Por todo o mundo as pessoas concordam que a civilização moderna está falida e que enfrentamos enormes desafios que nos exigem uma profunda mudança pessoal e social. Provavelmente não concordamos em relação às soluções, mas concordamos sobre os problemas. Podemos resumir os problemas do mundo em três cenários: a separação ecológica, a separação social e a separação espiritual ou psicológica¹.

A separação social

A separação social é bem conhecida por todos nós. Invariavelmente nos deparamos com as suas consequências em nosso cotidiano. Ela diz respeito aos níveis crescentes de desigualdade, injustiça e tensões sociais.

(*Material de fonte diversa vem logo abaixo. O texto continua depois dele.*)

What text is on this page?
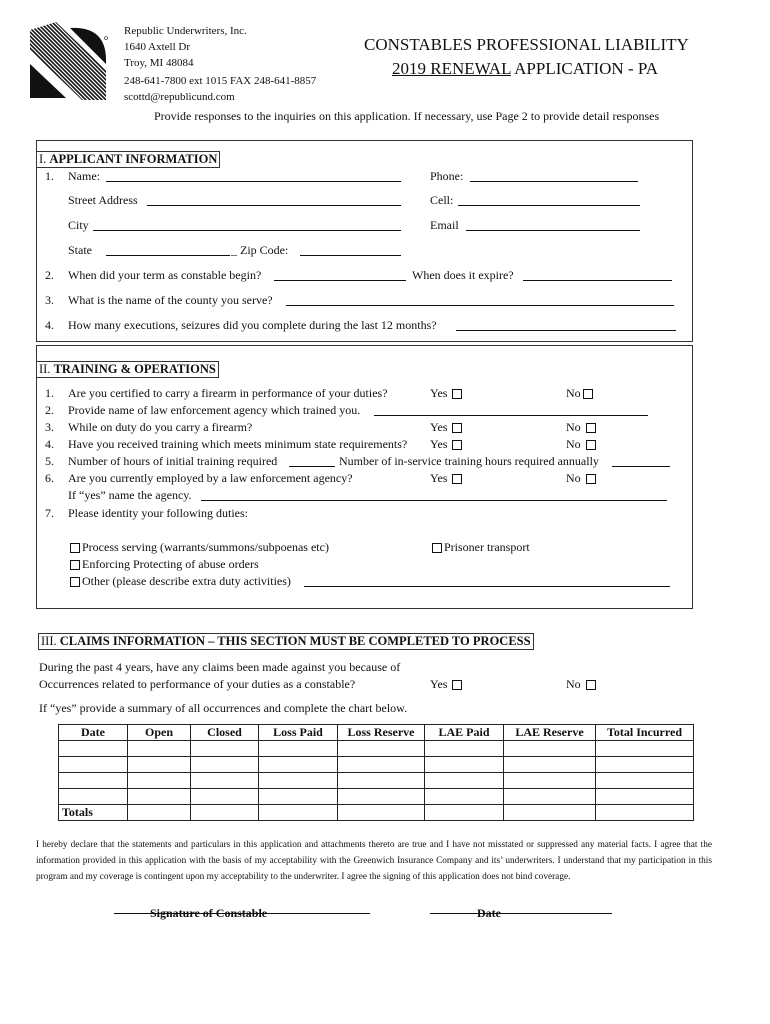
Republic Underwriters, Inc.
1640 Axtell Dr
Troy, MI 48084
248-641-7800 ext 1015 FAX 248-641-8857
scottd@republicund.com
CONSTABLES PROFESSIONAL LIABILITY
2019 RENEWAL APPLICATION - PA
Provide responses to the inquiries on this application. If necessary, use Page 2 to provide detail responses
I. APPLICANT INFORMATION
1. Name:	Phone:
Street Address	Cell:
City	Email
State	_ Zip Code:
2. When did your term as constable begin?	When does it expire?
3. What is the name of the county you serve?
4. How many executions, seizures did you complete during the last 12 months?
II. TRAINING & OPERATIONS
1. Are you certified to carry a firearm in performance of your duties?	Yes	No
2. Provide name of law enforcement agency which trained you.
3. While on duty do you carry a firearm?	Yes	No
4. Have you received training which meets minimum state requirements? Yes	No
5. Number of hours of initial training required	Number of in-service training hours required annually
6. Are you currently employed by a law enforcement agency?	Yes	No
If “yes” name the agency.
7. Please identity your following duties:
Process serving (warrants/summons/subpoenas etc)	Prisoner transport
Enforcing Protecting of abuse orders
Other (please describe extra duty activities)
III. CLAIMS INFORMATION – THIS SECTION MUST BE COMPLETED TO PROCESS
During the past 4 years, have any claims been made against you because of
Occurrences related to performance of your duties as a constable?	Yes	No
If “yes” provide a summary of all occurrences and complete the chart below.
Date	Open	Closed	Loss Paid	Loss Reserve	LAE Paid	LAE Reserve	Total Incurred

Totals							
I hereby declare that the statements and particulars in this application and attachments thereto are true and I have not misstated or suppressed any material facts. I agree that the information provided in this application with the basis of my acceptability with the Greenwich Insurance Company and its’ underwriters. I understand that my participation in this program and my coverage is contingent upon my acceptability to the underwriter. I agree the signing of this application does not bind coverage.
Signature of Constable	Date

Enquanto 1,5 é o número que define a separação ecológica porque representa a pegada ecológica da humanidade no planeta, 8 é um dos números que define a separação social. Hoje, 8 bilionários possuem tanta riqueza quanto as 3,6 bilhões de pessoas que compõem a metade mais pobre do planeta. Também é verdade que a riqueza acumulada pelo 1% mais abastado da população mundial equivale à riqueza dos 99% restantes. Estes números são parte de um relatório da Oxfam — ONG britânica anti-pobreza — baseado em dados da revista de negócios Forbes e no relatório do banco Credit Suisse sobre distribuição da riqueza global.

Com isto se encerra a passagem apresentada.